I recently read the UK Government’s (let’s call it “HMG”) official policy paper on constitutional issues arising from the prospect of Scottish independence in the “Scotland Analysis” series – see https://www.gov.uk/government/uploads/system/uploads/attachment_data/file/79417/Scotland_analysis_Devolution_and_the_implications_of_Scottish_Independan…__1_.pdf
The following two sentences in Chapter 3 of that report leapt off the page at me when I read them:
“The UK occupies a unique position in international affairs: the product of its history, culture, economic weight, military strength and position at the centre of a series of overlapping networks”
“It is therefore evident from the Opinion that an independent Scottish state would not be able to ‘inherit’ membership of key international organisations and – through them – the UK’s pre-eminent position in international affairs, its global impact and reach.” (emphasis added)
These sentences were written in a paper which sets out HMG’s constitutional arguments against Scottish independence in advance of the referendum. HMG presumably had in mind that it would be read by voters in Scotland, whom it seeks to persuade to vote “No”. As a public document, it can be read by anyone in the world. I do not understand why HMG still uses this kind of language in any context, never mind in a document which will be of special interest to Scottish voters. I do not know of many Scots who feel a warm glow when they read tub-thumping assertions of British “pre-eminence”, “economic weight” and “military strength” in the world. I do know however that the majority of voters in Scotland voted for the SNP to form the current Scottish Government and that the SNP’s long-stated policy on Scotland’s place in the world is very different to the HMG’s current policy. If I know this, then so does HMG.
So what exactly were the people involved in writing this document thinking? Numerous civil servants and ministers would have been involved in writing, reviewing, approving and commenting on various drafts of this document before it reached us in its current form. So they are not just the words of a lone, patriotic crackpot.
HMG wants to engage with Scotland about its future. HMG states that it wants to maintain good relations with an independent Scotland and presumably also a devolved Scottish government within the UK. This is good and I am right behind HMG on this. So let’s see more of an effort to communicate with them in language which respects Scotland’s different position in the world and their different political preferences. Let’s also be a bit more modest in trumpeting our claimed achievements in documents which the whole world can read. This doesn’t mean changing HMG policies to line up with Scottish government policies – it just means expressing its policy more respectfully and therefore more effectively.
I would like to suggest to HMG an alternative to the phrases I excerpted above on the issue of international relations. I do this through gritted teeth as I don’t share the views on HMG on these issues. OK, here we go:
“The UK is fortunate in that it is a wealthy country, by international standards, and has been able to build up a stable network of international links over many years. The policy of the UK Government is to continue to make use of its wealth and existing international relationships in order to exert a strong influence in international affairs.

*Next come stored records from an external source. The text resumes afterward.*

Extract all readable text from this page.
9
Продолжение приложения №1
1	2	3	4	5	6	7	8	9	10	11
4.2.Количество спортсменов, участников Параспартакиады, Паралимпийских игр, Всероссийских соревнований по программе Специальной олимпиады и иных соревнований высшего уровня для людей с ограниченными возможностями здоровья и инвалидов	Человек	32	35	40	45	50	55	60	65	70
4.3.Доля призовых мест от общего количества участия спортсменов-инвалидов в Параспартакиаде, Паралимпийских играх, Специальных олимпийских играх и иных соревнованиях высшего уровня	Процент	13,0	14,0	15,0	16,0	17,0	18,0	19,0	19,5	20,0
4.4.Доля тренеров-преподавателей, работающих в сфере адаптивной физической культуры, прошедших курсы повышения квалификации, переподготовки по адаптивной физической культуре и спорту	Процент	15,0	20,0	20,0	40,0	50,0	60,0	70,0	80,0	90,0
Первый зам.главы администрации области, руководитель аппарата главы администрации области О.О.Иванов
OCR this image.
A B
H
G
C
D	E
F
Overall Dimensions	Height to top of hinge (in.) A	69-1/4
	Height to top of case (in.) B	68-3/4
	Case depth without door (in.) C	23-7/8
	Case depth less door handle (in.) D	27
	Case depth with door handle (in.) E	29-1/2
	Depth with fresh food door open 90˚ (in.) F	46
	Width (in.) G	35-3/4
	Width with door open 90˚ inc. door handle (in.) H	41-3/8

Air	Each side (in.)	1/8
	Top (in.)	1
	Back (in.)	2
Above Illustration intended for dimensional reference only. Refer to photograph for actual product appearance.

HMG would like the people of Scotland to continue to be a part of its endeavours in the international arena. Nevertheless, HMG acknowledges that the Scottish Government’s proposals regarding the foreign and security policies for an independent Scotland are significantly different to our own.”
(Sigh.) That was a struggle but I pulled it off. It would be useful to have feedback from any Scottish people as to how differently they feel after reading each of the two examples.
In the field of international relations, using the right language to communicate policies is extremely important. All countries have their sensitivities and their blind-spots when it comes to communicating with other countries. It is no different between England and Scotland. I think, as a matter of good practice, it would be good for HMG officials and ministers to get feedback from outside the UK before finalising and publishing documents dealing with international relations. I am sure that, for example, the Irish, Americans, South Africans and Australians would be able to give us constructive feedback. They may even appreciate the request for help. Perhaps this would be a little humiliating for HMG, but I think its choice of language in the excerpts I have discussed here demonstrate that they have a serious problem which needs addressing at the highest levels of government.
PS. It is not at all evident that “an independent Scottish state would not be able to ‘inherit’ membership of key international organisations.” There is a lot of legal debate on this and HMG advisers have selected the legal position which maximises the difficulties that a new Scotland would have. See my letter to David Cameron et al – which is the article before this one.